Choice of solvent (MeCN vs H(2)O) decides rate-limiting step in S(N)Ar aminolysis of 1-fluoro-2,4-dinitrobenzene with secondary amines: importance of Brønsted-type analysis in acetonitrile.

A kinetic study is reported for nucleophilic substitution reactions of 2,4-dinitro-1-fluorobenzene (DNFB) with a series of secondary amines in MeCN and H2O at 25.0 degrees C. The reaction in MeCN results in an upward curvature in the plot of k(obsd) vs [amine], indicating that the reaction proceeds through a rate-limiting proton transfer (RLPT) mechanism. On the contrary, the corresponding plot for the reaction in H2O is linear, implying that general base catalysis is absent. The ratios of the microscopic rate constants for the reactions in MeCN are consistent with the proposed mechanism, e.g., the facts that k2/k(-1) < 1 and k3/k2 > 10(2) suggest that formation of a Meisenheimer complex occurs before the rate-limiting step and the deprotonation by a second amine molecule becomes dominant when [amine] > 0.01 M, respectively.

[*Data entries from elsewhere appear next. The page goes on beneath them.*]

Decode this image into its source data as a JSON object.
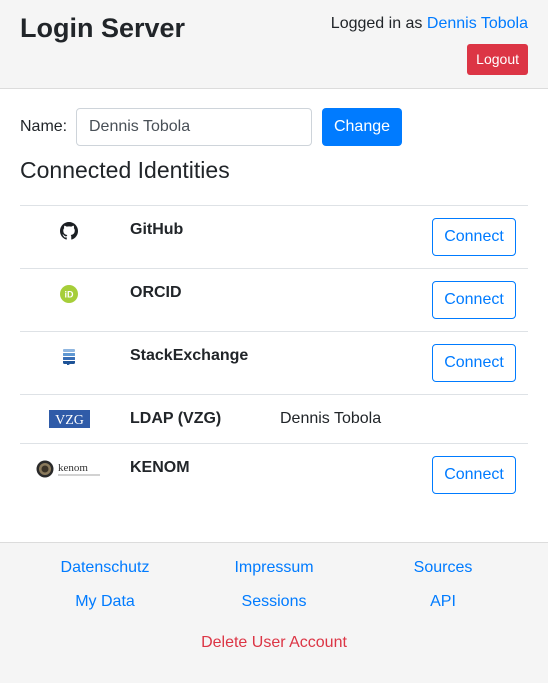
{
  "header": {
    "title": "Login Server",
    "logged_in_prefix": "Logged in as",
    "user_name": "Dennis Tobola",
    "logout_label": "Logout"
  },
  "name_form": {
    "label": "Name:",
    "value": "Dennis Tobola",
    "change_label": "Change"
  },
  "identities": {
    "title": "Connected Identities",
    "items": [
      {
        "name": "GitHub",
        "value": "",
        "action": "Connect",
        "icon": "github-icon"
      },
      {
        "name": "ORCID",
        "value": "",
        "action": "Connect",
        "icon": "orcid-icon"
      },
      {
        "name": "StackExchange",
        "value": "",
        "action": "Connect",
        "icon": "stackexchange-icon"
      },
      {
        "name": "LDAP (VZG)",
        "value": "Dennis Tobola",
        "action": "",
        "icon": "vzg-logo",
        "logo_text": "VZG"
      },
      {
        "name": "KENOM",
        "value": "",
        "action": "Connect",
        "icon": "kenom-logo",
        "logo_text": "kenom"
      }
    ]
  },
  "footer": {
    "links": [
      "Datenschutz",
      "Impressum",
      "Sources",
      "My Data",
      "Sessions",
      "API"
    ],
    "delete_account": "Delete User Account"
  },
  "colors": {
    "primary": "#007bff",
    "danger": "#dc3545",
    "orcid": "#a6ce39",
    "vzg": "#2f5ba8"
  }
}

The Brønsted-type plots for k1k2/k(-1) and k1k3/k(-1) are linear with betanuc values of 0.82 and 0.84, respectively, which supports the proposed mechanism. The Brønsted-type plot for the reactions in H2O is also linear with betanuc = 0.52 which has been interpreted to indicate that the reaction proceeds through rate-limiting formation of a Meisenheimer complex. DNFB is more reactive toward secondary amines in MeCN than in H2O. The enhanced basicity of amines as well as the increased stability of the intermediate whose charges are delocalized through resonance are responsible for the enhanced reactivity in the aprotic solvent.